Il secondo album dei modenesi BOB segna è un nuovo inizio. Tanto per cominciare è il primo lavoro scritto interamente dalla nuova formazione, composta ora dai due elementi storici Mattia Malavasi (voce) e Matteo Cariani (batteria) e dalle new entry Mauro Siviero (chitarra) e Carlo Cench (basso); in più è il primo album della band che si possa considerare tale, dato che il precedente “La caduta del Re” era più che altro una raccolta di registrazioni già contenute in vari EP. La matrice musicale del quartetto è quella del rock italiano nella sua forma più classica, quello di Litfiba, Vasco, Ligabue, ma che non disdegna anche le atmosfere più dure e le batterie quadrate di matrice americana, con AC/DC e Black Sabbath in testa. Un disco ben scritto, nel suo genere, ma che negli episodi più leggeri (“A22”, “Venerdì”, “Tu”) palesa troppo la ricerca del singolo e del ritornello facile, ammansendo la carica rock di brani come “Ho visto il Diavolo” e “La notte di Anita” e componendo così una tracklist varia ma anche discontinua.

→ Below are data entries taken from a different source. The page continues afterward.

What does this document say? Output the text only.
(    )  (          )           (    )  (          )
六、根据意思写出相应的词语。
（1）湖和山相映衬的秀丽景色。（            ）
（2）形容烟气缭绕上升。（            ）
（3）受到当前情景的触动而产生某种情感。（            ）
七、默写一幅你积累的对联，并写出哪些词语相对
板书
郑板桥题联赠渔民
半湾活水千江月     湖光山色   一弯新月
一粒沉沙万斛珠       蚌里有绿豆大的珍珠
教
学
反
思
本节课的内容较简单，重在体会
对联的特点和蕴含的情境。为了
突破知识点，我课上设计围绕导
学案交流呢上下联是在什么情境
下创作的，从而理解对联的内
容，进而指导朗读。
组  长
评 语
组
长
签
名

(Autoprodotto) CD / Digitale

DAVIDE BOSI: Don’t Try

Non fosse per il nome, schiacciando play su questo album d’esordio di Davide Bosi non si penserebbe che questo ragazzo sia di Cesena. Magari di Nashville, o di qualche paesino sperduto nel ventre degli Stati Uniti. La sua proposta musicale è un folk-indie leggero nei suoni ma denso nei contenuti, realizzato sempre in punta di piedi e con il minimo della strumentazione necessaria per portare il brano a compimento, con una voce leggera, sussurrata, che esce quasi di soppiatto dalle casse dello stereo. Quello scelto da Davide è un genere tosto con cui cimentarsi, dato che ci vuole un attimo a fare paragoni illustri e ritrovarsi sulla bilancia assieme a giganti come Nick Drake e Elliott Smith, o ai più recenti Kurt Vile e The War On Drugs. Con i suoi limiti, però, questo giovane cantautore riesce a portare a casa il risultato e a confezionare un disco scritto molto bene, anche se complessivamente un po’ piatto. C’è da lavorare per trovare un guizzo, magari una vocalità più caratteristica, ma il solco è segnato e siamo certi che il seguito sarà ancora migliore.